Brewing with the Aeropress is not only a long process, it requires me to stick around to prevent the coffee from over-steeping. I can't set and forget with this method. I can't set and forget with any other method I've tried so far. (Except for Nespresso capsule-type systems, which are tremendously wasteful; don't get me started on their "recycling program"!)

Anyway, as I was saying, tension. Where's the tension? Well, as soon as I noticed the trend, a voice in my head went, Listen to yourself. Do you hear what you're saying? Saving two minutes? Multi-tasking while making coffee?

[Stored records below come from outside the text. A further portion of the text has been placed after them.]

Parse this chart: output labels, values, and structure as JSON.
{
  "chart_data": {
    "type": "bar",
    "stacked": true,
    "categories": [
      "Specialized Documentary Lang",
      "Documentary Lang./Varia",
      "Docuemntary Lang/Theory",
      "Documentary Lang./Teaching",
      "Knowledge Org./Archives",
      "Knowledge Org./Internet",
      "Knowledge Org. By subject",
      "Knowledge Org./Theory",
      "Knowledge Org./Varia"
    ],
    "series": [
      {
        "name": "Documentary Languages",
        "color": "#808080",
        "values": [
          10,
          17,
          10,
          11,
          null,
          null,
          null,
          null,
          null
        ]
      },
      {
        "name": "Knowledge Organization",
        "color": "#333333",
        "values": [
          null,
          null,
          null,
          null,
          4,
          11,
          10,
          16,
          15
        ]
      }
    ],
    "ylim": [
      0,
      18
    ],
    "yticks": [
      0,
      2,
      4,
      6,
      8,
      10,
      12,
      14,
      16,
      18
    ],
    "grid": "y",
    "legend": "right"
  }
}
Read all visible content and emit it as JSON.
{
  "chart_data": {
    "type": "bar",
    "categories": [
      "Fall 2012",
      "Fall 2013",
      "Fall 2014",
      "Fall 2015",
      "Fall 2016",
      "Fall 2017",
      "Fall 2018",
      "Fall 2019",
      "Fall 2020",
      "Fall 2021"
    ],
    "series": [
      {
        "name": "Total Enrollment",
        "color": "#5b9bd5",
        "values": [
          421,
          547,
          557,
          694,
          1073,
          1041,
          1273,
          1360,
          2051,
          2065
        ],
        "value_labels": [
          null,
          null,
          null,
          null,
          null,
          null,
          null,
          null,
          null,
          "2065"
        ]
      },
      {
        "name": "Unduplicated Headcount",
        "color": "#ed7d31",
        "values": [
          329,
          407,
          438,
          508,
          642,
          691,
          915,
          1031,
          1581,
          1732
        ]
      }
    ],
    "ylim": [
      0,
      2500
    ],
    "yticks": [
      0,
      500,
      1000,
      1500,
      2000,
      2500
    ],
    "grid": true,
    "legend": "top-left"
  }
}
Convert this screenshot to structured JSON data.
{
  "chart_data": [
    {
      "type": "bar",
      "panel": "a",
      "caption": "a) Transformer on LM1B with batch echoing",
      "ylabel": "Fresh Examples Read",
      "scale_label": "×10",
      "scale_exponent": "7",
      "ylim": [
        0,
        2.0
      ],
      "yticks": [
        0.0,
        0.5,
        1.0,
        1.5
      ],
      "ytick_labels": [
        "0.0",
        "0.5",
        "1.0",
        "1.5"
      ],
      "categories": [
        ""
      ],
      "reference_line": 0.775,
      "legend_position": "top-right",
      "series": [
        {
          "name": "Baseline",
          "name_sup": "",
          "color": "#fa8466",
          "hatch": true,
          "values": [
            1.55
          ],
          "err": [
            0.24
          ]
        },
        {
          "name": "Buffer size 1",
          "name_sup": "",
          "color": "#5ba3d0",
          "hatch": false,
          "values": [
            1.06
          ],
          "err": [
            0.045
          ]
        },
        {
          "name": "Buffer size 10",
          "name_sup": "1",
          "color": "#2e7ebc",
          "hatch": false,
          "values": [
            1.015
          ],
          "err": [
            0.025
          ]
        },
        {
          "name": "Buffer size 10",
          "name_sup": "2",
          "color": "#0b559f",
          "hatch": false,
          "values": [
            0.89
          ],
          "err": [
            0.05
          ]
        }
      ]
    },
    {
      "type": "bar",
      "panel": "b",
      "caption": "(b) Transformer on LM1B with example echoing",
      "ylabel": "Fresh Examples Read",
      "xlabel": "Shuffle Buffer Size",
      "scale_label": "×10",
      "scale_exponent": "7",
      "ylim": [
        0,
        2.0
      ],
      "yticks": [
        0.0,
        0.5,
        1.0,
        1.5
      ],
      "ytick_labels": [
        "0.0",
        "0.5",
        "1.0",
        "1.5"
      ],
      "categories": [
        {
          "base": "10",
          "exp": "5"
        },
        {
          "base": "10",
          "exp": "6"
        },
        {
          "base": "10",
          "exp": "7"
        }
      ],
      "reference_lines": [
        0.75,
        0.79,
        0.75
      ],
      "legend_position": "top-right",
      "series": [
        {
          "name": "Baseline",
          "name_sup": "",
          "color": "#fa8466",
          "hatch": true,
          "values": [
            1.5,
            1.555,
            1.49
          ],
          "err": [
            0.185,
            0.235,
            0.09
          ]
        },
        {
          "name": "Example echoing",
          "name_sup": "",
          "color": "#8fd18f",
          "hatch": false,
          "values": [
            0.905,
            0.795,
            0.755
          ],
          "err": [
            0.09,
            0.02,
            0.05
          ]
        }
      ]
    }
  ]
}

Back to the earlier sorted list:

  1. Instant coffee (fastest)
  2. French Press
  3. Moccamaster ← I’m here now
  4. Aeropress
  5. Moka Pot
  6. V60 Filter
  7. Espresso machine (slowest)

I don't like convenience. I enjoy it, but I don't like it when I make it a priority in any aspect of my life, coffee-making included. It has to do with the conveyor belt effect of efficiency:

  • Conveyor belt brings work to you at the rate of X units per minute
  • You learn to become more efficient at doing the work
  • Conveyor belt speeds up, now bringing work at the rate of X+1 units per minute

Efficiency is never the answer to life's problems. It could very well lead to more problems. As Oliver Burkeman writes in Four Thousand Weeks:

The problem isn’t exactly that these techniques and products don’t work. It’s that they do work—in the sense that you’ll get more done, race to more meetings, ferry your kids to more after-school activities, generate more profit for your employer—and yet, paradoxically, you only feel busier, more anxious, and somehow emptier as a result.

This is what's troubling me about my recent purchase of the Moccamaster. I'm trending fast, which means I'm trending efficient, productive, and probably as a (further) result, impatient.

So, should I force myself to go back to slow coffee? Or can I stick to my fast coffee and just be careful with where I'm headed?

I don't yet have an answer, but I have a feeling that this whole thing is less of a normal distribution curve and more of a sinusoidal wave. At the next stage in life, I'll probably head in the opposite direction again. Maybe it's not me wanting fast coffee now so much as my age and corresponding life situation demanding it for now.